Les changements climatiques, et les politiques européennes comme nationales sensées les combattre vont avoir un impact quantitatif et qualitatif considérable sur la situation de l'emploi dans l'Union européenne. La maîtrise publique des stratégies industrielles et la question de l'intervention des salariés seront décisives.

La Confédération  européenne des syndicats  (CES), avec le soutien de la Commission européenne, vient de réaliser une étude prospective intitulée «impact sur l'emploi du changement climatique et des mesures de réduction des émissions de CO2 dans l'Union européenne à l'horizon 2030 »(1). Cette étude analyse, dans un même mouvement, les effets sectoriels – agriculture, pêche, tourisme, finances/assurances, énergie, industrie, transport, bâtiment,  santé – les impacts, régionaux, et leurs conséquences en termes géographiques avec une étude de cas spécifique  à la France et à la région Nord-Pas-de-Calais. Elle prend pour hypothèse de travail une augmentation graduelle de 2°C des températures moyennes et l'adoption par l'Union européenne de mesures visant à réduire les émissions de CO2 de 40 % d'ici 2030.

L'étude conclut à un solde global d'emploi très légèrement positif (+1,5 %) mais avec d'énormes disparités géographiques et sectorielles.

Ainsi, l'impact serait particulièrement négatif pour l'Europe méridionale et centrale, légèrement positif pour la Scandinavie et équilibré pour l'Allemagne.

Dans le secteur de l'énergie, le bilan net en emploi serait positif, mais avec une perte en emploi direct de 20 % compensée largement par une augmentation dans le secteur des biens d'équipement et des services énergétiques.
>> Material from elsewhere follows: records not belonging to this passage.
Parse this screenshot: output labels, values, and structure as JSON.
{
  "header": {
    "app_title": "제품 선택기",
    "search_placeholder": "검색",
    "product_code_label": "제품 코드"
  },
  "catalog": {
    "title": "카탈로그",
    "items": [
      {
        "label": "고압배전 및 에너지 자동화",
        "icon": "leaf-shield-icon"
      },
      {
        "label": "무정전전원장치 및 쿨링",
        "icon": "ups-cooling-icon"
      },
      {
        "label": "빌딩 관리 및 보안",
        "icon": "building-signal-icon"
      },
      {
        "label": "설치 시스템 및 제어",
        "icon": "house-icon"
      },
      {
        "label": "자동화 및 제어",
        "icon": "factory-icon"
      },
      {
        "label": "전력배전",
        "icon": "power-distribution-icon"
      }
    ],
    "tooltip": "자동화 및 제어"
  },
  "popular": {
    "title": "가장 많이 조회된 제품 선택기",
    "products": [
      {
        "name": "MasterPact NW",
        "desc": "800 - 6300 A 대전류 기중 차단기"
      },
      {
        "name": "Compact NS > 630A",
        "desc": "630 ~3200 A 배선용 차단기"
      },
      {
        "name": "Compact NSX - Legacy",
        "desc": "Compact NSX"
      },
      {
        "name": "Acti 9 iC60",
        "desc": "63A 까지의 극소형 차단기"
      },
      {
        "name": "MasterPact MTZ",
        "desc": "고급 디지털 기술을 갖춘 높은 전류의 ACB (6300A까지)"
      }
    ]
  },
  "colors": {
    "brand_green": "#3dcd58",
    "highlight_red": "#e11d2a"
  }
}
Le recul de l'emploi direct se concentrerait dans la filière charbon et fuel, tandis que les effectifs augmenteraient dans les filières nucléaires et gaz, ils doubleraient pour les énergies renouvelables.

Concernant l'industrie, la politique climatique de l'Union européenne aura des conséquences en matière d'emploi très négatives. Les mouvements actuels de délocalisation  de la sidérurgie et des cimenteries seraient amplifiés. On touche ici, au caractère pervers du protocole de Kyoto, et de la volonté de régler les problèmes climat de manière libérale dans le cadre d'un marché  des quotas  de CO2. Le résultat d'une telle approche conduit à délocaliser les industries polluantes vers les pays où les travailleurs sont les moins protégés socialement et syndicalement, au lieu d'investir  dans la recherche & développement pour rendre la production plus écologique(2). Dans la filière automobile, les effectifs se stabiliseront globalement, si l'industrie européenne investit massivement sur les technologies propres, le recyclage et la sécurisation des véhicules. C'est à l'intérieur du secteur des transports terrestres que l'on assistera au mouvement d'emplois le plus spectaculaire en Europe. Le nombre des emplois liés directement ou indirectement au rail et aux transports collectifs devrait quadrupler. Dans le même temps on assistera à un effondrement de l'emploi dans le fret routier (50 %).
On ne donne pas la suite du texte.